How do you think this situation will affect museums and their audience? How do you see the museums of the future?
Anna Guarro:
A lot has been said about that, and it looks like some changes are here to stay. I hope that the role that museums and art and culture, in general, have had in this crisis will change how societies consider us. The social significance of museums and the tasks we do to preserve, research and communicate our cultural heritage, have been put to the forefront, and I am very thankful to society at large for this recognition of the task we do and how necessary it is to feed the soul, so to speak. Art and culture have become necessary to keep an emotional balance and an intellectually active mind, particularly in times of hardship.
Economic prospects for museums are bleak, though. Even those of us who were economically self-sufficient will cease to be so for the time being. So we are at the hands of our governments. Their faith in us, and their response to the univocal sign that the citizens have sent through social media, will now be key to our future.
7) Elena: I have never thought that I would miss going to work in the mornings and taking the subway to our small office. Now I dream about coming to our office in the morning and just saying "Good morning, everyone!" and hearing the voices of my colleagues in response, and then going down to the exposition and seeing how it is filled with people.

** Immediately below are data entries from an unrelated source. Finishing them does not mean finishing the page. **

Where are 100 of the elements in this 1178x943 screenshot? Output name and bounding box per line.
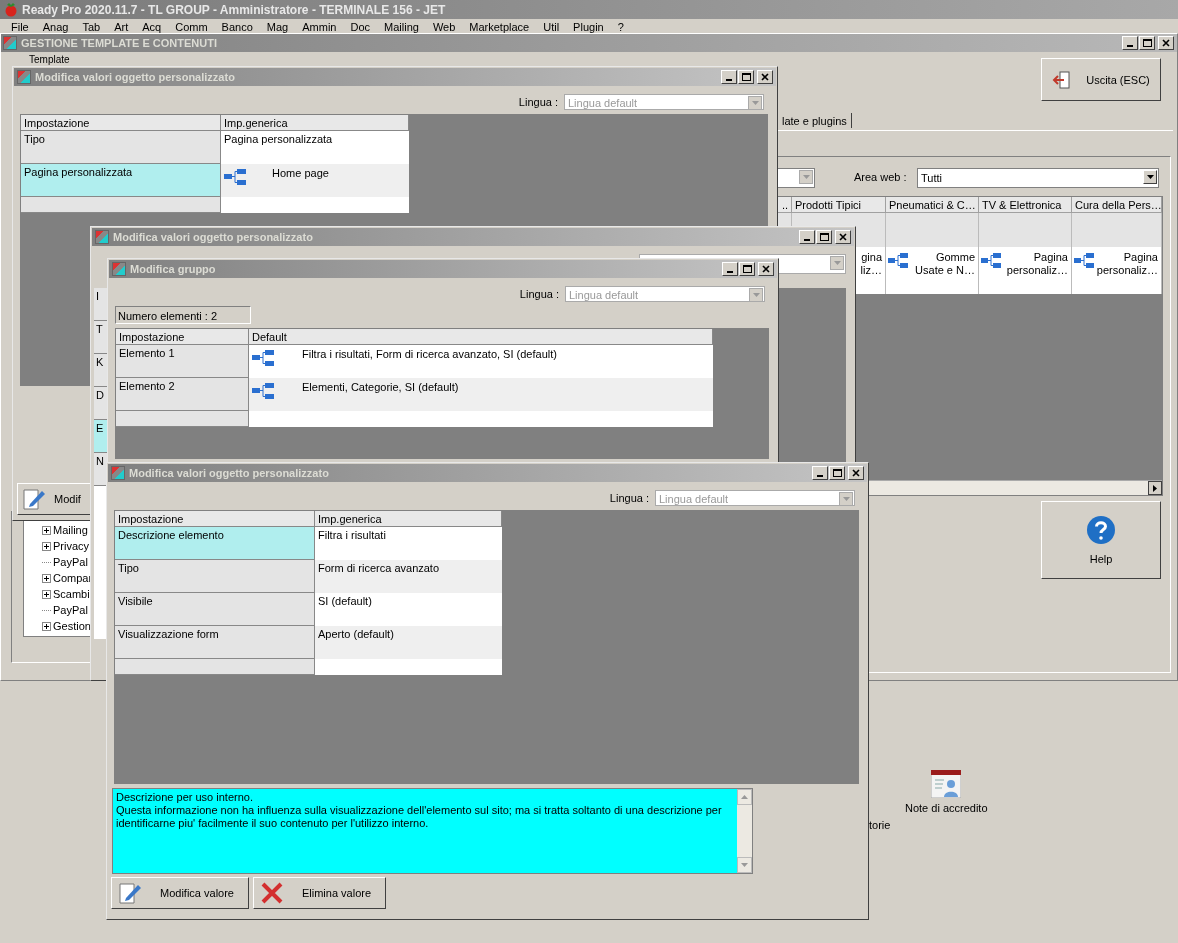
tab[interactable]: late e plugins — [780, 113, 852, 128]
desktop-icon-label[interactable]: torie — [869, 819, 891, 831]
expand-icon[interactable] — [42, 525, 51, 535]
desktop-icon-label[interactable]: Note di accredito — [905, 802, 988, 814]
menu-item[interactable]: Marketplace — [462, 19, 537, 33]
action-button[interactable]: Modifica valore — [111, 877, 249, 909]
cell-text: Pagina personaliz… — [1005, 251, 1068, 277]
setting-cell[interactable]: Elemento 1 — [116, 345, 249, 378]
exit-button[interactable]: Uscita (ESC) — [1041, 58, 1161, 101]
expand-icon[interactable] — [42, 621, 51, 631]
tree-item[interactable]: Gestion — [53, 620, 91, 632]
menu-item[interactable]: Acq — [135, 19, 169, 33]
tree-item[interactable]: Privacy — [53, 540, 90, 552]
value-cell[interactable]: Elementi, Categorie, SI (default) — [249, 378, 713, 411]
maximize-icon — [1142, 39, 1152, 47]
dropdown-arrow-icon — [802, 175, 810, 179]
tree-item[interactable]: PayPal — [53, 604, 88, 616]
close-button[interactable] — [1158, 36, 1174, 50]
tree-connector — [42, 609, 51, 611]
menu-item[interactable]: Doc — [343, 19, 377, 33]
maximize-button[interactable] — [816, 230, 832, 244]
close-button[interactable] — [758, 262, 774, 276]
menu-item[interactable]: Ammin — [295, 19, 344, 33]
setting-cell[interactable]: Elemento 2 — [116, 378, 249, 411]
expand-icon[interactable] — [42, 589, 51, 599]
table-cell[interactable]: Gomme Usate e N… — [886, 247, 979, 294]
tree-item[interactable]: Compar — [53, 572, 93, 584]
setting-cell[interactable]: Descrizione elemento — [115, 527, 315, 560]
menu-item[interactable]: File — [4, 19, 36, 33]
menu-item[interactable]: Tab — [75, 19, 108, 33]
window-icon — [95, 230, 109, 244]
menu-item[interactable]: Web — [425, 19, 463, 33]
column-header: Cura della Pers… — [1072, 197, 1162, 213]
menu-item[interactable]: Comm — [168, 19, 215, 33]
group-label: Template — [29, 54, 70, 65]
expand-icon[interactable] — [42, 541, 51, 551]
close-button[interactable] — [757, 70, 773, 84]
maximize-button[interactable] — [739, 262, 755, 276]
menu-item[interactable]: Anag — [35, 19, 76, 33]
close-button[interactable] — [835, 230, 851, 244]
element-count: Numero elementi : 2 — [115, 306, 251, 324]
setting-cell[interactable]: Visibile — [115, 593, 315, 626]
link-tree-icon — [252, 350, 274, 366]
description-box[interactable] — [112, 788, 753, 874]
minimize-button[interactable] — [799, 230, 815, 244]
tree-item[interactable]: PayPal — [53, 556, 88, 568]
dropdown-arrow-icon — [751, 101, 759, 105]
window-icon — [3, 36, 17, 50]
window-title: Modifica valori oggetto personalizzato — [129, 467, 329, 479]
window-title: Modifica valori oggetto personalizzato — [35, 71, 235, 83]
link-tree-icon — [888, 253, 908, 268]
value-cell[interactable]: Home page — [221, 164, 409, 197]
help-button[interactable]: Help — [1041, 501, 1161, 579]
tree-connector — [42, 561, 51, 563]
menu-item[interactable]: Banco — [214, 19, 260, 33]
dropdown-arrow-icon — [1146, 175, 1154, 179]
maximize-button[interactable] — [1139, 36, 1155, 50]
minimize-button[interactable] — [721, 70, 737, 84]
tree-item[interactable]: Mailing — [53, 524, 88, 536]
tree-item[interactable]: Scambi — [53, 588, 90, 600]
window-title: GESTIONE TEMPLATE E CONTENUTI — [21, 37, 217, 49]
vertical-scrollbar[interactable] — [737, 789, 752, 873]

What do you personally dream of now, what do you miss the most?
Anna Guarro:
Coming into the office and saying “Hello!” to everybody would be a dream! I miss that so much! Walking into the museum before it opens, seeing the schools arriving for their visits (the eager faces of the kids!), the companionship of my colleagues, team meetings and joint reflections, an excitement of the event... To be working on a project and going to the galleries to see a certain artwork to double-check its characteristics... And to have lunch together! What a treat!
Maria Alcover:
I think there is not much left to add. My dreams are just the same.